Analyzing & perturbing pathological protein functions

We are investigating the functional role of oncoproteins and tumor-suppressors such as transcription factors, kinases and phosphatases in normal cell growth and in tumorigenesis:

Hartl: The involvement of the transcription factor complex AP-1 (JUN/FOS) in cancerogenesis is studied. Hereby we focus on AP-1 affected gene expression in unique cancer cell models. Furthermore, synergistic oncogene functions in metazoan development are investigated.

Schneider: We analyze and perturb activities and interactions of the PP2A-specific ubiquitin ligase MID1 in tumorigenesis (MYC) and aging (FOXO3A).

Stefan: We analyze central protein kinases such as RAF, MEK and PKA. We develop strategies to identify compartmentalized substrates for kinase phosphorylation and their mode of molecular interactions to elucidate their roles in normal or malignant cell growth.
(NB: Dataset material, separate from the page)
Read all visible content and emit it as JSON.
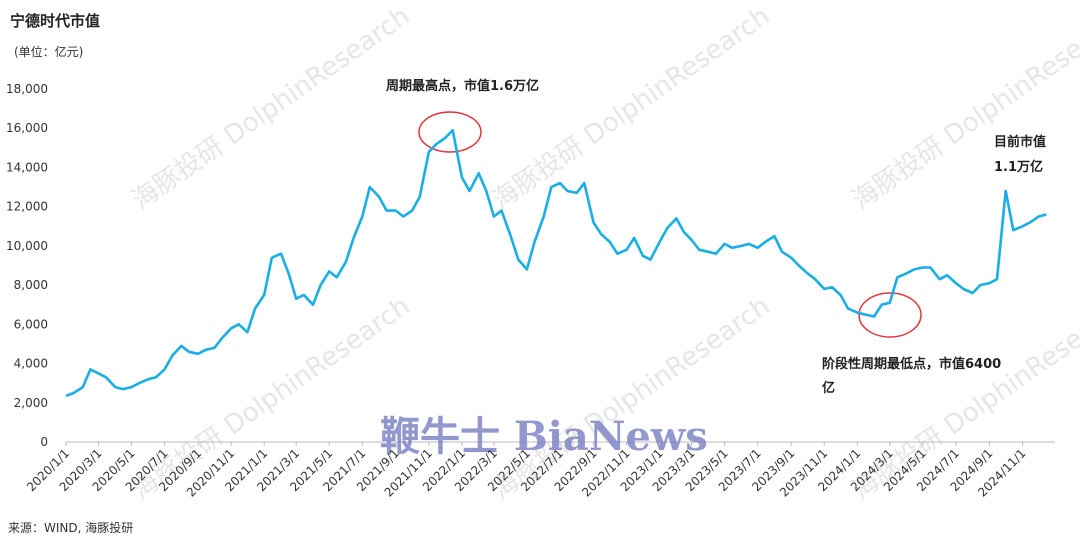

Further, we search for pharmacological means to perturb defined protein complexes involved in aberrant signalling.

Emeritus / Bister: Molecular cancer research including analyses of oncogenes and proto-oncogenes such as MYC or RAF, and strategies for interference with oncogene function.


Systematic quantifications of molecular interactions & modifications

We analyze molecular interactions which are relevant for physiological and pathological cellular communication. Cancer or neurodegenerative diseases can be thought of as pathological alterations of molecular interactions:

Schneider: We study structure/function relationships of proteins and their pharmaceutical modulation with emphasis on components of the human ubiquitin system and its implications in human diseases like prostate cancer, movement disorders, and on embryonic malformations like the Opitz-Syndrome. In addition the role of the E3 ubiquitin ligase MID1, mTOR and PP2A in the regulation of specific local mRNA translation and its implications in intellectual disability syndromes are studied.

Stefan: We are interested in the in-depth analyses of compartmentalized receptor-effector pathways (GPCR, RTK). Besides analysing binary complex formation of central signalling proteins (kinase, scaffolds), systems-biology-based strategies are applied to obtain a more complete understanding how deregulated receptor activities affect intracellular effector pathways and protein-protein interaction (PPI) networks in the diseased cell setting (colon cancer, glioblastoma). Functional links of macromolecular kinase complexes to receptor pathways which enhance cancer cell-proliferation and are linked to neurodegenerative diseases are tested.


Cell-based Biotechnology

We apply unique biotechnological approaches to study defined molecular interactions in distinct cellular settings and for novel expression/selection systems for downstream processing in the bacterial cell system:

Schneider: Within the Austrian Center for Industrial Biotechnology (ACIB) we are engaged in the development and optimization of biotechnological methods, mainly novel expression/selection systems (patents) and tools for downstream processing. Also we are keen on reprogramming proteases to generate novel tools for establishing a generally and pharmaceutically relevant protein expression system for proteins and peptides in E. coli (US 8202696, No.20120208233, No.20120184624, US 2014/0170702, US20140170701A1).

Stefan: We develop unique reporter platforms for both, newly identified or recently established molecular interactions emanating from kinases (PKA, RAF) and/or oncoproteins (RAS, MYC). The goal is to adapt the reporter system for drug discovery efforts with the aim to accelerate the determination of drug efficacies and to determine OFF-target effects of lead molecules, peptides and approved drugs (PCT/EP2012/074489; EP16191530.1, EP16165865.3).